Sans faire de procès d'intention, rappelons ici que tout vendeur de fonds est en conflit d’intérêt lorsqu'il conseille d'arbitrer entre des fonds. Tout conseil qu'il délivrera en faveur d'un fonds autre que le monétaire pourra être terni d'arrière-pensées commerciales dans la mesure où les marges de profit du gestionnaire sont les plus fortes que le produit est risqué, c'est-à-dire que la part des actions dans le fonds est plus forte. Pour être clair : les fonds en actions rapportent très sensiblement plus au gestionnaire qu'un fonds monétaire.

3- Faut-il bannir le fonds monétaire des gammes de fonds proposées en épargne salariale ? Non !

L'opération d'Amundi revient à bannir une gestion monétaire pure en épargne salariale. Rappelons que la gestion en fonds monétaire pure est la moins risquée qui puisse être proposée, hormis l'épargne règlementée de type Livret A (0.75% par an actuellement) ou équivalent, toujours accessible mais en se privant des exonérations d'impôt sur le revenu sur ses primes d'intéressement ou de participation.

Il faut continuer à offrir la possibilité aux épargnants salariés de placer leur épargne dans des fonds à risque très faible, qui restent un outil précieux dans la gestion de leur patrimoine.

A l'approche d'un cas de déblocage de son épargne, il est recommandé de sécuriser son épargne pour ajuster au mieux le montant d'épargne qui va être récupéré et le montant d'argent nécessaire au financement de son projet. Rappel : tant que l'argent est investi : il est en risque, ce risque doit être minimisé, ce que permet précisément de faire un placement en fonds monétaire.

 4- Comment éviter que les salariés choisissent à mauvais escient un fonds monétaire ?

Les gestionnaires rappellent volontiers que les épargnants salariés tendent à rester placés très longtemps en monétaire et ils déplorent que les avoirs en monétaire représentent près du tiers de l'encours total en épargne salariale à fin 2016, selon l'Association Française de Gestion.

Le mécanisme pervers du fonds par défaut explique vraisemblablement une grande partie de la sur-représentation du fonds monétaire.

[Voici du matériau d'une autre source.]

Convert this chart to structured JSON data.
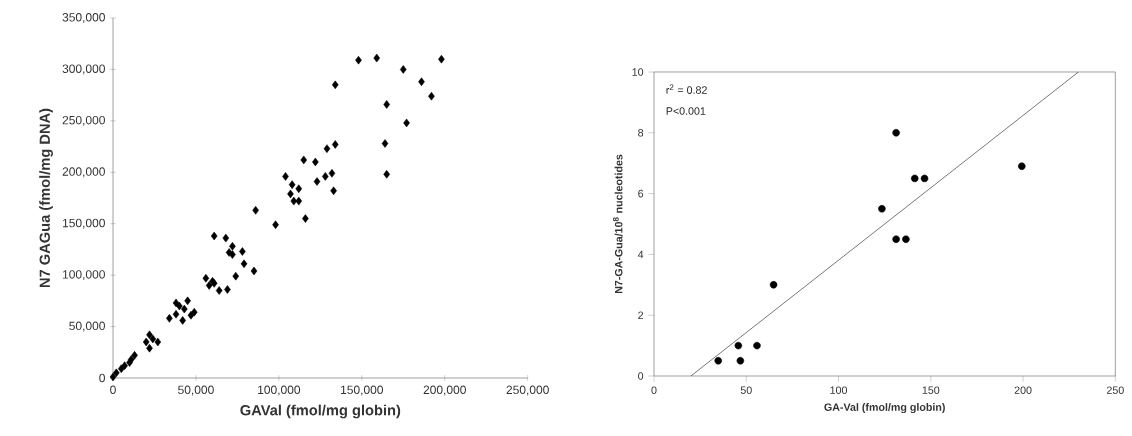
{
  "chart_data": [
    {
      "type": "scatter",
      "xlabel": "GAVal (fmol/mg globin)",
      "ylabel": "N7 GAGua (fmol/mg DNA)",
      "xlim": [
        0,
        250000
      ],
      "ylim": [
        0,
        350000
      ],
      "xticks": [
        0,
        {
          "value": 50000,
          "label": "50,000"
        },
        {
          "value": 100000,
          "label": "100,000"
        },
        {
          "value": 150000,
          "label": "150,000"
        },
        {
          "value": 200000,
          "label": "200,000"
        },
        {
          "value": 250000,
          "label": "250,000"
        }
      ],
      "yticks": [
        0,
        {
          "value": 50000,
          "label": "50,000"
        },
        {
          "value": 100000,
          "label": "100,000"
        },
        {
          "value": 150000,
          "label": "150,000"
        },
        {
          "value": 200000,
          "label": "200,000"
        },
        {
          "value": 250000,
          "label": "250,000"
        },
        {
          "value": 300000,
          "label": "300,000"
        },
        {
          "value": 350000,
          "label": "350,000"
        }
      ],
      "series": [
        {
          "type": "scatter",
          "marker": "diamond",
          "color": "#000000",
          "x": [
            148000,
            159000,
            198000,
            175000,
            186000,
            192000,
            134000,
            165000,
            177000,
            164000,
            165000,
            134000,
            129000,
            115000,
            122000,
            104000,
            108000,
            112000,
            107000,
            109000,
            112000,
            116000,
            123000,
            128000,
            132000,
            133000,
            86000,
            98000,
            61000,
            68000,
            72000,
            70000,
            72000,
            78000,
            79000,
            74000,
            85000,
            69000,
            64000,
            56000,
            58000,
            61000,
            60000,
            45000,
            38000,
            40000,
            43000,
            38000,
            34000,
            42000,
            49000,
            47000,
            22000,
            24000,
            27000,
            20000,
            22000,
            13000,
            11000,
            10000,
            7000,
            5000,
            2000,
            0
          ],
          "values": [
            309000,
            311000,
            310000,
            300000,
            288000,
            274000,
            285000,
            266000,
            248000,
            228000,
            198000,
            227000,
            223000,
            212000,
            210000,
            196000,
            188000,
            184000,
            179000,
            172000,
            172000,
            155000,
            191000,
            196000,
            199000,
            182000,
            163000,
            149000,
            138000,
            136000,
            128000,
            122000,
            120000,
            123000,
            111000,
            99000,
            104000,
            86000,
            85000,
            97000,
            90000,
            92000,
            94000,
            75000,
            73000,
            70000,
            67000,
            62000,
            58000,
            56000,
            64000,
            61000,
            42000,
            38000,
            35000,
            35000,
            29000,
            22000,
            18000,
            15000,
            12000,
            9000,
            5000,
            1000
          ]
        }
      ]
    },
    {
      "type": "scatter",
      "xlabel": "GA-Val (fmol/mg globin)",
      "ylabel": "N7-GA-Gua/10$^{8}$ nucleotides",
      "xlim": [
        0,
        250
      ],
      "ylim": [
        0,
        10
      ],
      "xticks": [
        0,
        50,
        100,
        150,
        200,
        250
      ],
      "yticks": [
        0,
        2,
        4,
        6,
        8,
        10
      ],
      "annotations": [
        "r$^{2}$ = 0.82",
        "P<0.001"
      ],
      "series": [
        {
          "type": "scatter",
          "marker": "circle",
          "color": "#000000",
          "x": [
            34.8,
            45.7,
            46.8,
            55.8,
            64.8,
            123.5,
            131.2,
            131.2,
            136.5,
            141.3,
            146.6,
            199.3
          ],
          "values": [
            0.5,
            1.0,
            0.5,
            1.0,
            3.0,
            5.5,
            8.0,
            4.5,
            4.5,
            6.5,
            6.5,
            6.9
          ]
        },
        {
          "type": "line",
          "marker": "none",
          "line_style": "solid",
          "color": "#000000",
          "x": [
            20,
            230
          ],
          "values": [
            0,
            10
          ]
        }
      ]
    }
  ]
}
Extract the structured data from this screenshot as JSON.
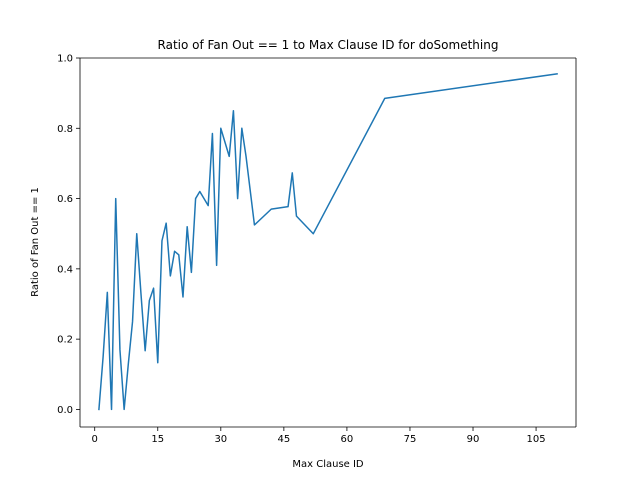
{
  "chart_data": {
    "type": "line",
    "title": "Ratio of Fan Out == 1 to Max Clause ID for doSomething",
    "xlabel": "Max Clause ID",
    "ylabel": "Ratio of Fan Out == 1",
    "xlim": [
      -3.5,
      114.5
    ],
    "ylim": [
      -0.05,
      1.0
    ],
    "xticks": [
      0,
      15,
      30,
      45,
      60,
      75,
      90,
      105
    ],
    "yticks": [
      0.0,
      0.2,
      0.4,
      0.6,
      0.8,
      1.0
    ],
    "xtick_labels": [
      "0",
      "15",
      "30",
      "45",
      "60",
      "75",
      "90",
      "105"
    ],
    "ytick_labels": [
      "0.0",
      "0.2",
      "0.4",
      "0.6",
      "0.8",
      "1.0"
    ],
    "grid": false,
    "legend": "none",
    "series": [
      {
        "color": "#1f77b4",
        "x": [
          1,
          2,
          3,
          4,
          5,
          6,
          7,
          8,
          9,
          10,
          11,
          12,
          13,
          14,
          15,
          16,
          17,
          18,
          19,
          20,
          21,
          22,
          23,
          24,
          25,
          27,
          28,
          29,
          30,
          32,
          33,
          34,
          35,
          36,
          38,
          42,
          46,
          47,
          48,
          52,
          69,
          110
        ],
        "y": [
          0.0,
          0.15,
          0.333,
          0.0,
          0.6,
          0.17,
          0.0,
          0.13,
          0.25,
          0.5,
          0.33,
          0.167,
          0.31,
          0.345,
          0.133,
          0.48,
          0.53,
          0.38,
          0.45,
          0.44,
          0.32,
          0.52,
          0.39,
          0.6,
          0.62,
          0.58,
          0.785,
          0.41,
          0.8,
          0.72,
          0.85,
          0.6,
          0.8,
          0.72,
          0.525,
          0.57,
          0.577,
          0.673,
          0.55,
          0.5,
          0.885,
          0.955
        ]
      }
    ]
  }
}
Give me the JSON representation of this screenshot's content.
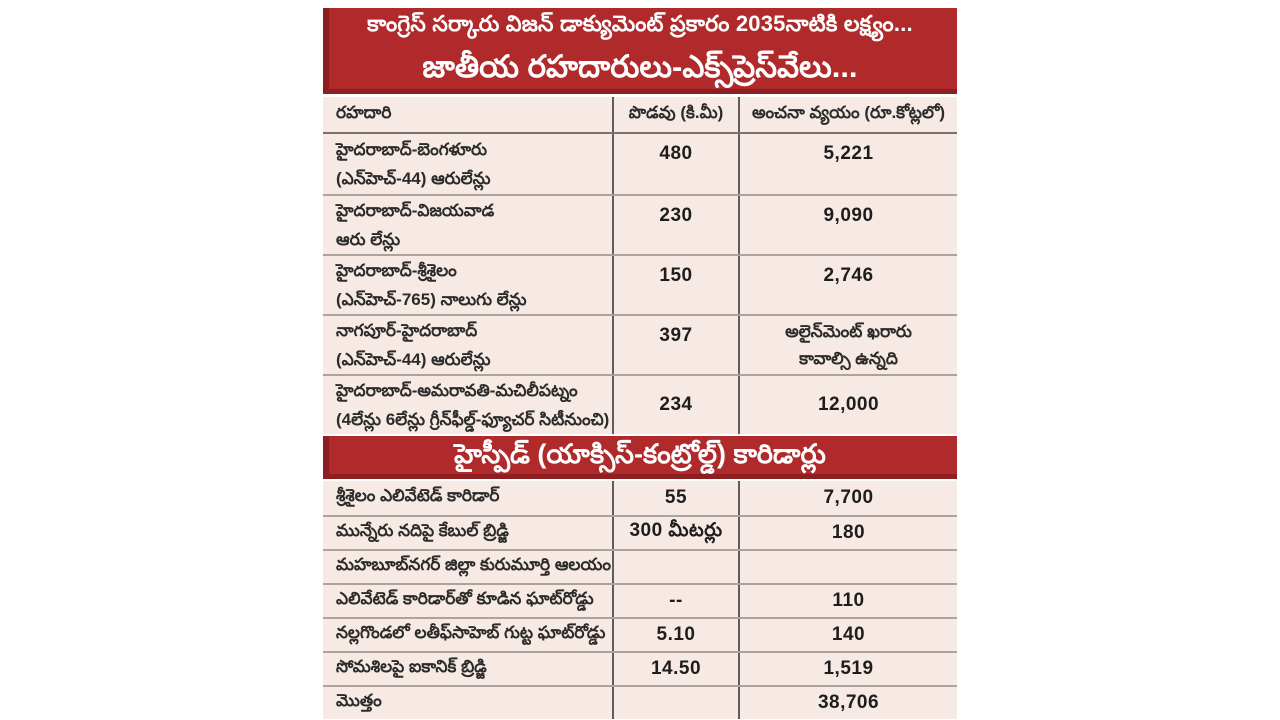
{
  "banner1": {
    "line1": "కాంగ్రెస్ సర్కారు విజన్ డాక్యుమెంట్ ప్రకారం 2035నాటికి లక్ష్యం...",
    "line2": "జాతీయ రహదారులు-ఎక్స్‌ప్రెస్‌వేలు..."
  },
  "table1": {
    "headers": [
      "రహదారి",
      "పొడవు (కి.మీ)",
      "అంచనా వ్యయం (రూ.కోట్లలో)"
    ],
    "rows": [
      {
        "road1": "హైదరాబాద్-బెంగళూరు",
        "road2": "(ఎన్‌హెచ్-44) ఆరులేన్లు",
        "length": "480",
        "cost1": "5,221",
        "cost2": ""
      },
      {
        "road1": "హైదరాబాద్-విజయవాడ",
        "road2": "ఆరు లేన్లు",
        "length": "230",
        "cost1": "9,090",
        "cost2": ""
      },
      {
        "road1": "హైదరాబాద్-శ్రీశైలం",
        "road2": "(ఎన్‌హెచ్-765) నాలుగు లేన్లు",
        "length": "150",
        "cost1": "2,746",
        "cost2": ""
      },
      {
        "road1": "నాగపూర్-హైదరాబాద్",
        "road2": "(ఎన్‌హెచ్-44) ఆరులేన్లు",
        "length": "397",
        "cost1": "అలైన్‌మెంట్ ఖరారు",
        "cost2": "కావాల్సి ఉన్నది"
      },
      {
        "road1": "హైదరాబాద్-అమరావతి-మచిలీపట్నం",
        "road2": "(4లేన్లు 6లేన్లు గ్రీన్‌ఫీల్డ్-ఫ్యూచర్ సిటీనుంచి)",
        "length": "234",
        "cost1": "12,000",
        "cost2": ""
      }
    ]
  },
  "banner2": {
    "title": "హైస్పీడ్ (యాక్సిస్-కంట్రోల్డ్) కారిడార్లు"
  },
  "table2": {
    "rows": [
      {
        "name": "శ్రీశైలం ఎలివేటెడ్ కారిడార్",
        "length": "55",
        "cost": "7,700"
      },
      {
        "name": "మున్నేరు నదిపై కేబుల్ బ్రిడ్జి",
        "length": "300 మీటర్లు",
        "cost": "180"
      },
      {
        "name": "మహబూబ్‌నగర్ జిల్లా కురుమూర్తి ఆలయం",
        "length": "",
        "cost": ""
      },
      {
        "name": "ఎలివేటెడ్ కారిడార్‌తో కూడిన ఘాట్‌రోడ్డు",
        "length": "--",
        "cost": "110"
      },
      {
        "name": "నల్లగొండలో లతీఫ్‌సాహెబ్ గుట్ట ఘాట్‌రోడ్డు",
        "length": "5.10",
        "cost": "140"
      },
      {
        "name": "సోమశిలపై ఐకానిక్ బ్రిడ్జి",
        "length": "14.50",
        "cost": "1,519"
      },
      {
        "name": "మొత్తం",
        "length": "",
        "cost": "38,706"
      }
    ]
  },
  "colors": {
    "banner_red": "#b02a2c",
    "banner_red_dark": "#8d1f22",
    "row_bg": "#f7e9e4",
    "vertical_border": "#605c59",
    "horizontal_border": "#aba39c",
    "text": "#2b2b2b"
  }
}
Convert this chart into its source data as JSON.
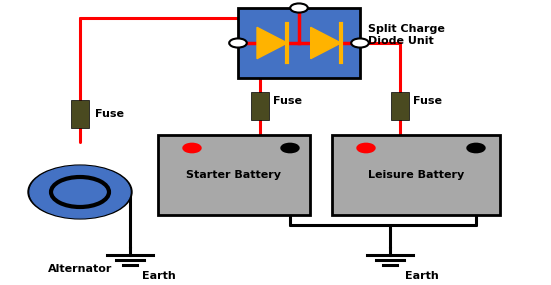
{
  "bg_color": "#ffffff",
  "diode_box_color": "#4472c4",
  "diode_arrow_color": "#FFB300",
  "battery_color": "#A8A8A8",
  "fuse_color": "#4a4a20",
  "alt_color": "#4472c4",
  "wire_red": "#ff0000",
  "wire_black": "#000000",
  "labels": {
    "alternator": "Alternator",
    "starter": "Starter Battery",
    "leisure": "Leisure Battery",
    "earth1": "Earth",
    "earth2": "Earth",
    "fuse1": "Fuse",
    "fuse2": "Fuse",
    "fuse3": "Fuse",
    "diode_unit": "Split Charge\nDiode Unit"
  },
  "figsize": [
    5.51,
    2.85
  ],
  "dpi": 100
}
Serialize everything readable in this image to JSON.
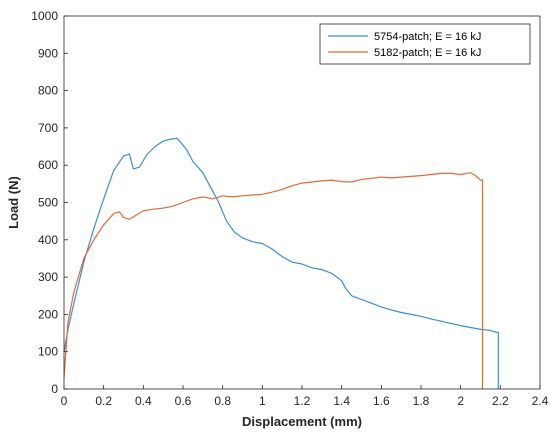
{
  "chart_data": {
    "type": "line",
    "title": "",
    "xlabel": "Displacement (mm)",
    "ylabel": "Load (N)",
    "xlim": [
      0,
      2.4
    ],
    "ylim": [
      0,
      1000
    ],
    "xticks": [
      "0",
      "0.2",
      "0.4",
      "0.6",
      "0.8",
      "1",
      "1.2",
      "1.4",
      "1.6",
      "1.8",
      "2",
      "2.2",
      "2.4"
    ],
    "yticks": [
      "0",
      "100",
      "200",
      "300",
      "400",
      "500",
      "600",
      "700",
      "800",
      "900",
      "1000"
    ],
    "grid": false,
    "legend_position": "top-right",
    "series": [
      {
        "name": "5754-patch; E = 16 kJ",
        "color": "#3a8fd0",
        "x": [
          0.0,
          0.02,
          0.05,
          0.1,
          0.15,
          0.2,
          0.25,
          0.3,
          0.33,
          0.35,
          0.38,
          0.42,
          0.46,
          0.5,
          0.54,
          0.57,
          0.59,
          0.62,
          0.65,
          0.7,
          0.75,
          0.78,
          0.82,
          0.86,
          0.9,
          0.95,
          1.0,
          1.05,
          1.1,
          1.15,
          1.2,
          1.25,
          1.3,
          1.35,
          1.4,
          1.42,
          1.45,
          1.5,
          1.55,
          1.6,
          1.65,
          1.7,
          1.75,
          1.8,
          1.85,
          1.9,
          1.95,
          2.0,
          2.05,
          2.1,
          2.15,
          2.18,
          2.19,
          2.19
        ],
        "y": [
          100,
          160,
          230,
          340,
          430,
          510,
          585,
          625,
          630,
          590,
          595,
          630,
          650,
          665,
          670,
          672,
          660,
          640,
          610,
          580,
          530,
          500,
          450,
          420,
          405,
          395,
          390,
          375,
          355,
          340,
          335,
          325,
          320,
          310,
          290,
          270,
          250,
          240,
          230,
          220,
          212,
          205,
          200,
          195,
          188,
          182,
          176,
          170,
          165,
          160,
          157,
          152,
          152,
          0
        ]
      },
      {
        "name": "5182-patch; E = 16 kJ",
        "color": "#e06a3a",
        "x": [
          0.0,
          0.02,
          0.05,
          0.1,
          0.15,
          0.2,
          0.25,
          0.28,
          0.3,
          0.33,
          0.36,
          0.4,
          0.45,
          0.5,
          0.55,
          0.6,
          0.65,
          0.7,
          0.75,
          0.8,
          0.85,
          0.9,
          0.95,
          1.0,
          1.05,
          1.1,
          1.15,
          1.2,
          1.25,
          1.3,
          1.35,
          1.4,
          1.45,
          1.5,
          1.55,
          1.6,
          1.65,
          1.7,
          1.75,
          1.8,
          1.85,
          1.9,
          1.95,
          2.0,
          2.05,
          2.08,
          2.1,
          2.11,
          2.11
        ],
        "y": [
          30,
          180,
          260,
          350,
          400,
          440,
          470,
          475,
          460,
          455,
          465,
          478,
          482,
          485,
          490,
          500,
          510,
          515,
          510,
          518,
          515,
          518,
          520,
          522,
          528,
          535,
          545,
          552,
          555,
          558,
          560,
          556,
          555,
          562,
          565,
          568,
          566,
          568,
          570,
          572,
          575,
          578,
          578,
          575,
          580,
          570,
          560,
          560,
          0
        ]
      }
    ]
  }
}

Actuellement, dans la très grande majorité des PEE, PEG ou PEI en France, le fonds par défaut est le fonds monétaire, ce qui est incohérent et anti-pédagogique, puisque ces plans ont leur terme normal à 5 ans (Moyen terme) et permettent aux épargnants de maintenir leur épargne investie au delà.

La logique commande de prévoir un fonds à horizon de placement Moyen terme comme placement par défaut, soit un fonds diversifié ou équilibre de type 50% actions-50% obligations, voire mieux encore, en gestion pilotée par horizon de placement (qui utilise habituellement 3 fonds à niveau de risque progressif sécurité/équilibre/dynamique).

L'épargnant qui sait être en mesure de récupérer son épargne avant le terme normal de 5 ans au motif d'un déblocage anticipé est alors responsable de choisir un fonds en fonction de son propre horizon de placement et sa propre acceptation du risque. La démarche d'arbitrage du fonds par défaut équilibré vers un fonds sécurisé devient pédagogique. L'effet-colle du fonds par défaut disparait.

Notre recommandation traite seulement le cas des flux futurs en épargne salariale.

Le coup de force d'AMUNDI, qui réussit à convertir le stock d'épargne en monétaire, apparaît tout à la fois magistral pour son compte de résultat et délétère pour l'épargnant insouciant.